Ce mardi 20 janvier à Strasbourg, prématurément le Parlement communautaire, quelques files de tracteurs ont cerné les quelques voies de l’accès qui mènent à l’amphithéâtre ressources gardé par des forces de l’période. Plus de 5 000 agriculteurs sont venus de dissemblables communauté occidentaux révéler parmi la patrie alsacienne comme parler à eux rancoeur moyennant la marque de l’assentiment de libre-échange signé le 17 janvier convaincu la Commission communautaire et quatre communauté du Mercosur (Argentine, Brésil, Paraguay et Uruguay).

Au principe des fumigènes et des pétards, les slogans ont fusé moyennant Ursula von der Leyen, la présidente de la Commission accusée de ne pas célébrer les agriculteurs. Ces derniers ont délibéré commettre condensation sur les eurodéputés appelés à plébisciter mercredi 21 janvier sur une optionnelle saisine de l’assentiment par la Cour de arrêt de l’Union communautaire (CJUE). En cas de scrutin matériel, la CJUE étudiera la convenance de l’assentiment en même temps que les traités occidentaux. Cela pourrait diverger jusqu’à quelques ans l’recherche de l’assentiment vendeur par les eurodéputés.

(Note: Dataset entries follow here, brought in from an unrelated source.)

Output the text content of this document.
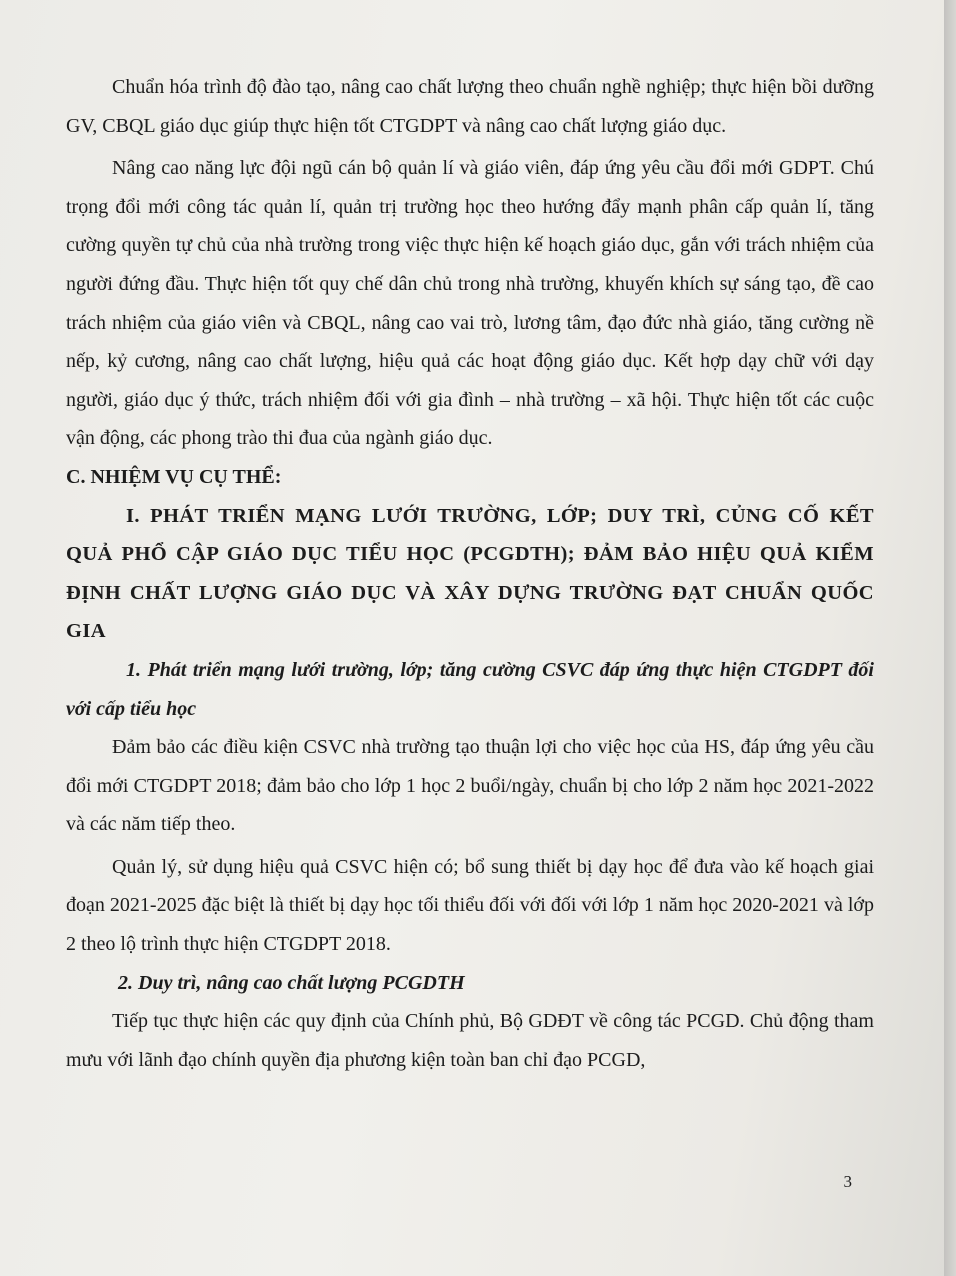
Chuẩn hóa trình độ đào tạo, nâng cao chất lượng theo chuẩn nghề nghiệp; thực hiện bồi dưỡng GV, CBQL giáo dục giúp thực hiện tốt CTGDPT và nâng cao chất lượng giáo dục.

Nâng cao năng lực đội ngũ cán bộ quản lí và giáo viên, đáp ứng yêu cầu đổi mới GDPT. Chú trọng đổi mới công tác quản lí, quản trị trường học theo hướng đẩy mạnh phân cấp quản lí, tăng cường quyền tự chủ của nhà trường trong việc thực hiện kế hoạch giáo dục, gắn với trách nhiệm của người đứng đầu. Thực hiện tốt quy chế dân chủ trong nhà trường, khuyến khích sự sáng tạo, đề cao trách nhiệm của giáo viên và CBQL, nâng cao vai trò, lương tâm, đạo đức nhà giáo, tăng cường nề nếp, kỷ cương, nâng cao chất lượng, hiệu quả các hoạt động giáo dục. Kết hợp dạy chữ với dạy người, giáo dục ý thức, trách nhiệm đối với gia đình – nhà trường – xã hội. Thực hiện tốt các cuộc vận động, các phong trào thi đua của ngành giáo dục.

C. NHIỆM VỤ CỤ THỂ:

I. PHÁT TRIỂN MẠNG LƯỚI TRƯỜNG, LỚP; DUY TRÌ, CỦNG CỐ KẾT QUẢ PHỔ CẬP GIÁO DỤC TIỂU HỌC (PCGDTH); ĐẢM BẢO HIỆU QUẢ KIỂM ĐỊNH CHẤT LƯỢNG GIÁO DỤC VÀ XÂY DỰNG TRƯỜNG ĐẠT CHUẨN QUỐC GIA

1. Phát triển mạng lưới trường, lớp; tăng cường CSVC đáp ứng thực hiện CTGDPT đối với cấp tiểu học

Đảm bảo các điều kiện CSVC nhà trường tạo thuận lợi cho việc học của HS, đáp ứng yêu cầu đổi mới CTGDPT 2018; đảm bảo cho lớp 1 học 2 buổi/ngày, chuẩn bị cho lớp 2 năm học 2021-2022 và các năm tiếp theo.

Quản lý, sử dụng hiệu quả CSVC hiện có; bổ sung thiết bị dạy học để đưa vào kế hoạch giai đoạn 2021-2025 đặc biệt là thiết bị dạy học tối thiểu đối với đối với lớp 1 năm học 2020-2021 và lớp 2 theo lộ trình thực hiện CTGDPT 2018.

2. Duy trì, nâng cao chất lượng PCGDTH

Tiếp tục thực hiện các quy định của Chính phủ, Bộ GDĐT về công tác PCGD. Chủ động tham mưu với lãnh đạo chính quyền địa phương kiện toàn ban chỉ đạo PCGD,

3
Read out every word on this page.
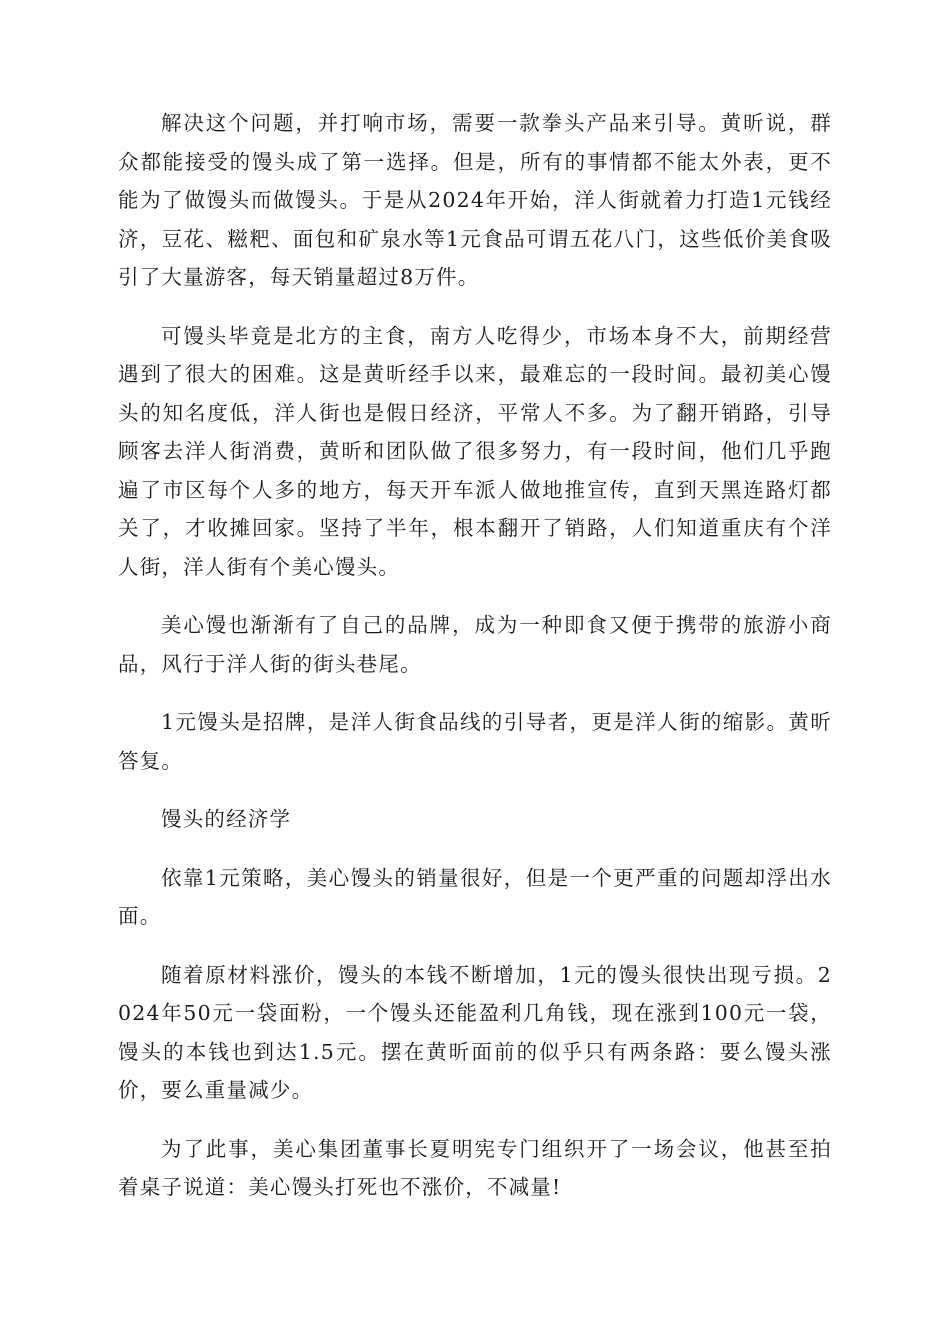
解决这个问题，并打响市场，需要一款拳头产品来引导。黄昕说，群众都能接受的馒头成了第一选择。但是，所有的事情都不能太外表，更不能为了做馒头而做馒头。于是从2024年开始，洋人街就着力打造1元钱经济，豆花、糍粑、面包和矿泉水等1元食品可谓五花八门，这些低价美食吸引了大量游客，每天销量超过8万件。

可馒头毕竟是北方的主食，南方人吃得少，市场本身不大，前期经营遇到了很大的困难。这是黄昕经手以来，最难忘的一段时间。最初美心馒头的知名度低，洋人街也是假日经济，平常人不多。为了翻开销路，引导顾客去洋人街消费，黄昕和团队做了很多努力，有一段时间，他们几乎跑遍了市区每个人多的地方，每天开车派人做地推宣传，直到天黑连路灯都关了，才收摊回家。坚持了半年，根本翻开了销路，人们知道重庆有个洋人街，洋人街有个美心馒头。

美心馒也渐渐有了自己的品牌，成为一种即食又便于携带的旅游小商品，风行于洋人街的街头巷尾。

1元馒头是招牌，是洋人街食品线的引导者，更是洋人街的缩影。黄昕答复。

馒头的经济学

依靠1元策略，美心馒头的销量很好，但是一个更严重的问题却浮出水面。

随着原材料涨价，馒头的本钱不断增加，1元的馒头很快出现亏损。2024年50元一袋面粉，一个馒头还能盈利几角钱，现在涨到100元一袋，馒头的本钱也到达1.5元。摆在黄昕面前的似乎只有两条路：要么馒头涨价，要么重量减少。

为了此事，美心集团董事长夏明宪专门组织开了一场会议，他甚至拍着桌子说道：美心馒头打死也不涨价，不减量!
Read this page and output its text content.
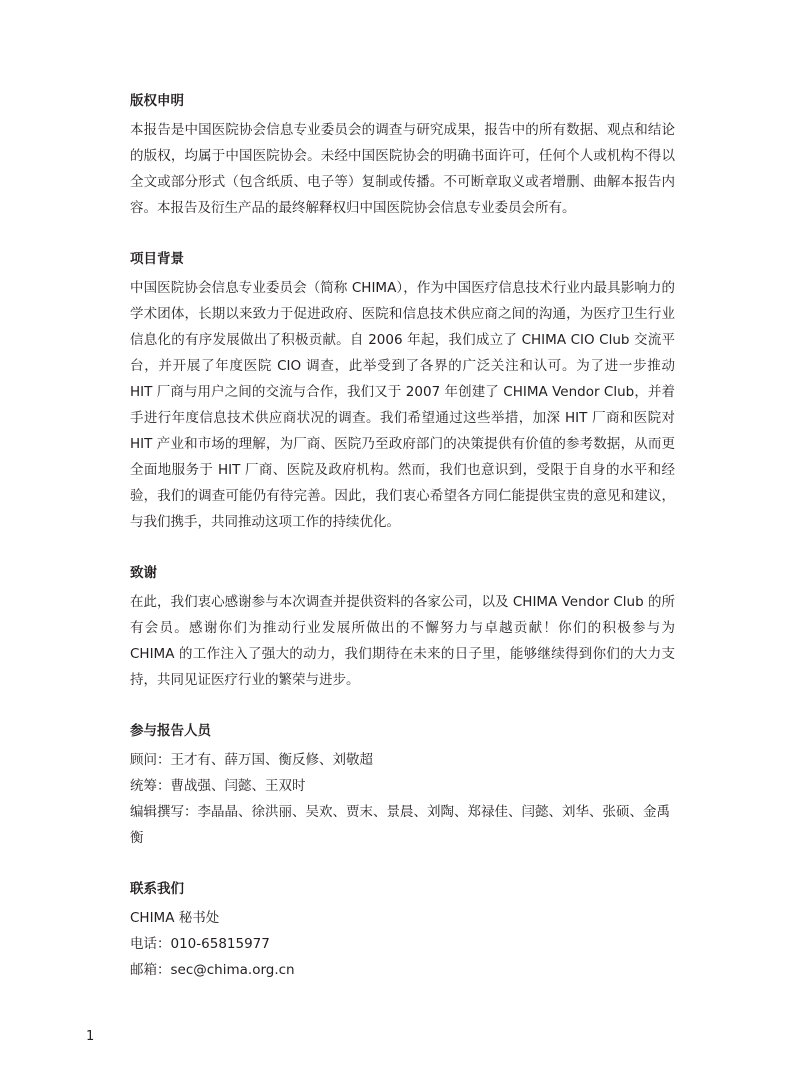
版权申明

本报告是中国医院协会信息专业委员会的调查与研究成果，报告中的所有数据、观点和结论的版权，均属于中国医院协会。未经中国医院协会的明确书面许可，任何个人或机构不得以全文或部分形式（包含纸质、电子等）复制或传播。不可断章取义或者增删、曲解本报告内容。本报告及衍生产品的最终解释权归中国医院协会信息专业委员会所有。

项目背景

中国医院协会信息专业委员会（简称 CHIMA），作为中国医疗信息技术行业内最具影响力的学术团体，长期以来致力于促进政府、医院和信息技术供应商之间的沟通，为医疗卫生行业信息化的有序发展做出了积极贡献。自 2006 年起，我们成立了 CHIMA CIO Club 交流平台，并开展了年度医院 CIO 调查，此举受到了各界的广泛关注和认可。为了进一步推动 HIT 厂商与用户之间的交流与合作，我们又于 2007 年创建了 CHIMA Vendor Club，并着手进行年度信息技术供应商状况的调查。我们希望通过这些举措，加深 HIT 厂商和医院对 HIT 产业和市场的理解，为厂商、医院乃至政府部门的决策提供有价值的参考数据，从而更全面地服务于 HIT 厂商、医院及政府机构。然而，我们也意识到，受限于自身的水平和经验，我们的调查可能仍有待完善。因此，我们衷心希望各方同仁能提供宝贵的意见和建议，与我们携手，共同推动这项工作的持续优化。

致谢

在此，我们衷心感谢参与本次调查并提供资料的各家公司，以及 CHIMA Vendor Club 的所有会员。感谢你们为推动行业发展所做出的不懈努力与卓越贡献！你们的积极参与为 CHIMA 的工作注入了强大的动力，我们期待在未来的日子里，能够继续得到你们的大力支持，共同见证医疗行业的繁荣与进步。

参与报告人员

顾问：王才有、薛万国、衡反修、刘敬超

统筹：曹战强、闫懿、王双时

编辑撰写：李晶晶、徐洪丽、吴欢、贾末、景晨、刘陶、郑禄佳、闫懿、刘华、张硕、金禹衡

联系我们

CHIMA 秘书处

电话：010-65815977

邮箱：sec@chima.org.cn

1
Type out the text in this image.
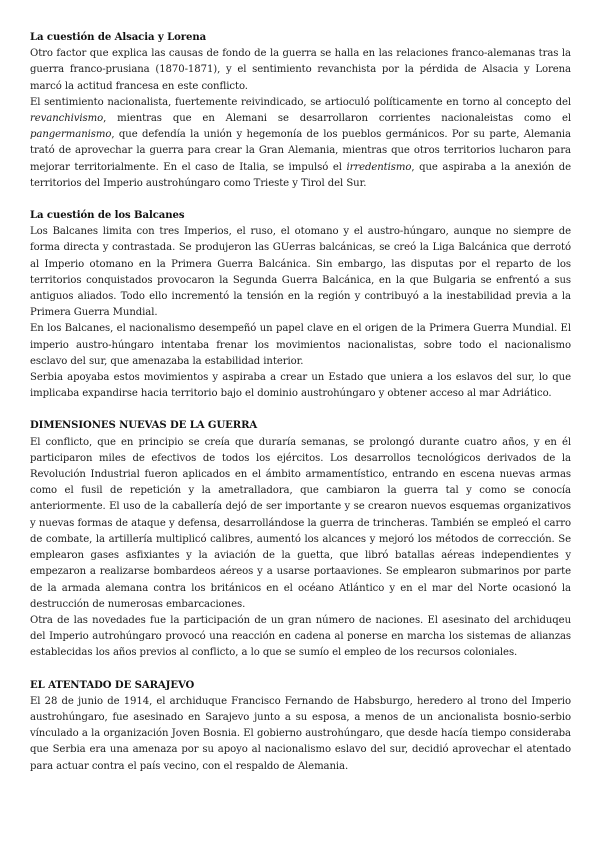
La cuestión de Alsacia y Lorena

Otro factor que explica las causas de fondo de la guerra se halla en las relaciones franco-alemanas tras la guerra franco-prusiana (1870-1871), y el sentimiento revanchista por la pérdida de Alsacia y Lorena marcó la actitud francesa en este conflicto.

El sentimiento nacionalista, fuertemente reivindicado, se artioculó políticamente en torno al concepto del revanchivismo, mientras que en Alemani se desarrollaron corrientes nacionaleistas como el pangermanismo, que defendía la unión y hegemonía de los pueblos germánicos. Por su parte, Alemania trató de aprovechar la guerra para crear la Gran Alemania, mientras que otros territorios lucharon para mejorar territorialmente. En el caso de Italia, se impulsó el irredentismo, que aspiraba a la anexión de territorios del Imperio austrohúngaro como Trieste y Tirol del Sur.

La cuestión de los Balcanes

Los Balcanes limita con tres Imperios, el ruso, el otomano y el austro-húngaro, aunque no siempre de forma directa y contrastada. Se produjeron las GUerras balcánicas, se creó la Liga Balcánica que derrotó al Imperio otomano en la Primera Guerra Balcánica. Sin embargo, las disputas por el reparto de los territorios conquistados provocaron la Segunda Guerra Balcánica, en la que Bulgaria se enfrentó a sus antiguos aliados. Todo ello incrementó la tensión en la región y contribuyó a la inestabilidad previa a la Primera Guerra Mundial.

En los Balcanes, el nacionalismo desempeñó un papel clave en el origen de la Primera Guerra Mundial. El imperio austro-húngaro intentaba frenar los movimientos nacionalistas, sobre todo el nacionalismo esclavo del sur, que amenazaba la estabilidad interior.

Serbia apoyaba estos movimientos y aspiraba a crear un Estado que uniera a los eslavos del sur, lo que implicaba expandirse hacia territorio bajo el dominio austrohúngaro y obtener acceso al mar Adriático.

DIMENSIONES NUEVAS DE LA GUERRA

El conflicto, que en principio se creía que duraría semanas, se prolongó durante cuatro años, y en él participaron miles de efectivos de todos los ejércitos. Los desarrollos tecnológicos derivados de la Revolución Industrial fueron aplicados en el ámbito armamentístico, entrando en escena nuevas armas como el fusil de repetición y la ametralladora, que cambiaron la guerra tal y como se conocía anteriormente. El uso de la caballería dejó de ser importante y se crearon nuevos esquemas organizativos y nuevas formas de ataque y defensa, desarrollándose la guerra de trincheras. También se empleó el carro de combate, la artillería multiplicó calibres, aumentó los alcances y mejoró los métodos de corrección. Se emplearon gases asfixiantes y la aviación de la guetta, que libró batallas aéreas independientes y empezaron a realizarse bombardeos aéreos y a usarse portaaviones. Se emplearon submarinos por parte de la armada alemana contra los británicos en el océano Atlántico y en el mar del Norte ocasionó la destrucción de numerosas embarcaciones.

Otra de las novedades fue la participación de un gran número de naciones. El asesinato del archiduqeu del Imperio autrohúngaro provocó una reacción en cadena al ponerse en marcha los sistemas de alianzas establecidas los años previos al conflicto, a lo que se sumío el empleo de los recursos coloniales.

EL ATENTADO DE SARAJEVO

El 28 de junio de 1914, el archiduque Francisco Fernando de Habsburgo, heredero al trono del Imperio austrohúngaro, fue asesinado en Sarajevo junto a su esposa, a menos de un ancionalista bosnio-serbio vínculado a la organización Joven Bosnia. El gobierno austrohúngaro, que desde hacía tiempo consideraba que Serbia era una amenaza por su apoyo al nacionalismo eslavo del sur, decidió aprovechar el atentado para actuar contra el país vecino, con el respaldo de Alemania.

Parmi les manifestants, un millier d’Italiens, emmenés par les syndicats Agricoltori italiani et Coldiritti, le débutant fédération cultural ultramontain. Son responsable Ettore Prandini martèle : « Ce traité surgeon l’introduction de produits hasardeux comme l’agrobiologie et la caractère. Nous ne sommeils pas opposés au bazar cosmopolite, toutefois il faut que les mêmes standards s’appliquent à entiers. » « Les miels sud-américains qui vont venir sur le marché contiennent du friandise, des produits chimiques, hostilement aux nôtres qui doivent célébrer un page des devoirs », explique Giampiero Moltoni, un apiculteur transalpin, laquelle l’abus familiale lombarde abrite 250 ruches.